Plecos detest highly lighted regions and prefer to remain in shady portions of the tank or behind décor until the lights are turned off at night. These fish create a lot of waste and require a high-quality canister or HOB filter with replacement material to keep their water clean. An air stone is strongly advised to keep the oxygen content in your water at a healthy level.

Due to plecos’ enormous appetites and high waste production, pollutants rapidly accumulate in their water. Even with a well-maintained filtration system and new filter media, extreme care must be taken with water care.

  • Daily, inspect the filter, the water temperature, and any other equipment.
  • Weekly – Conduct a minimum of one weekly water quality test.
  • Weekly to monthly – Replace 10% to 25% of the entire amount of water every 2-4 weeks, or as necessary.

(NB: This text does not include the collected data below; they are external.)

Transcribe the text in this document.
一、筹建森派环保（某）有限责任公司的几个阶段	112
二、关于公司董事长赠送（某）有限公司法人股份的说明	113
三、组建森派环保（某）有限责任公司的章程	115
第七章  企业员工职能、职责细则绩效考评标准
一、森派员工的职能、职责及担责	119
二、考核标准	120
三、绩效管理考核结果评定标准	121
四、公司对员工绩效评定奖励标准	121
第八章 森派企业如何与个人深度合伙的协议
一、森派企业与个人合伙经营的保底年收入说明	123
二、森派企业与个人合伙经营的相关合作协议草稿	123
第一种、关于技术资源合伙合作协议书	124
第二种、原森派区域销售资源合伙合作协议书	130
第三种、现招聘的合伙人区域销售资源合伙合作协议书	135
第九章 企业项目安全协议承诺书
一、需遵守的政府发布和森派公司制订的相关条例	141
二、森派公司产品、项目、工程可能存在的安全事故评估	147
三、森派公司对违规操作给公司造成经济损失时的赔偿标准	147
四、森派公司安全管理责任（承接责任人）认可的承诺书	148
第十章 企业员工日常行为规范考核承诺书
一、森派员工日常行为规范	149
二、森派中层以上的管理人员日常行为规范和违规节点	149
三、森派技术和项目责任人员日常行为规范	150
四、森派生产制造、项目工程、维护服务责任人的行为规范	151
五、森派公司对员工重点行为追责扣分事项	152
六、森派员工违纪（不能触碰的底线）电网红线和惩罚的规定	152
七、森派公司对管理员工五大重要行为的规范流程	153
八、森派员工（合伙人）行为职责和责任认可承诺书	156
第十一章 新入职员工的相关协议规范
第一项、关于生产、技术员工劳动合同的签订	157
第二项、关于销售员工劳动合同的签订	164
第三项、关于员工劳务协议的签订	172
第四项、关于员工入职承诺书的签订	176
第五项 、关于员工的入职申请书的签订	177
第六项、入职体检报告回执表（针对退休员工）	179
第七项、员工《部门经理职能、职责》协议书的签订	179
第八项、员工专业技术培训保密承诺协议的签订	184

Avoid overcrowding; it is a significant source of stress and sickness.

Ascertain that the feed is adequate for the type and enough hiding places are supplied in the tank.

Sophia Rosa
Sophia Rosa

Sophia is a professional marine author having expert knowledge and practical experience in fish, fishing in aquariums, aquarium plants, etc. She is passionate about helping other people by sharing her expert knowledge on fish & fish keeping.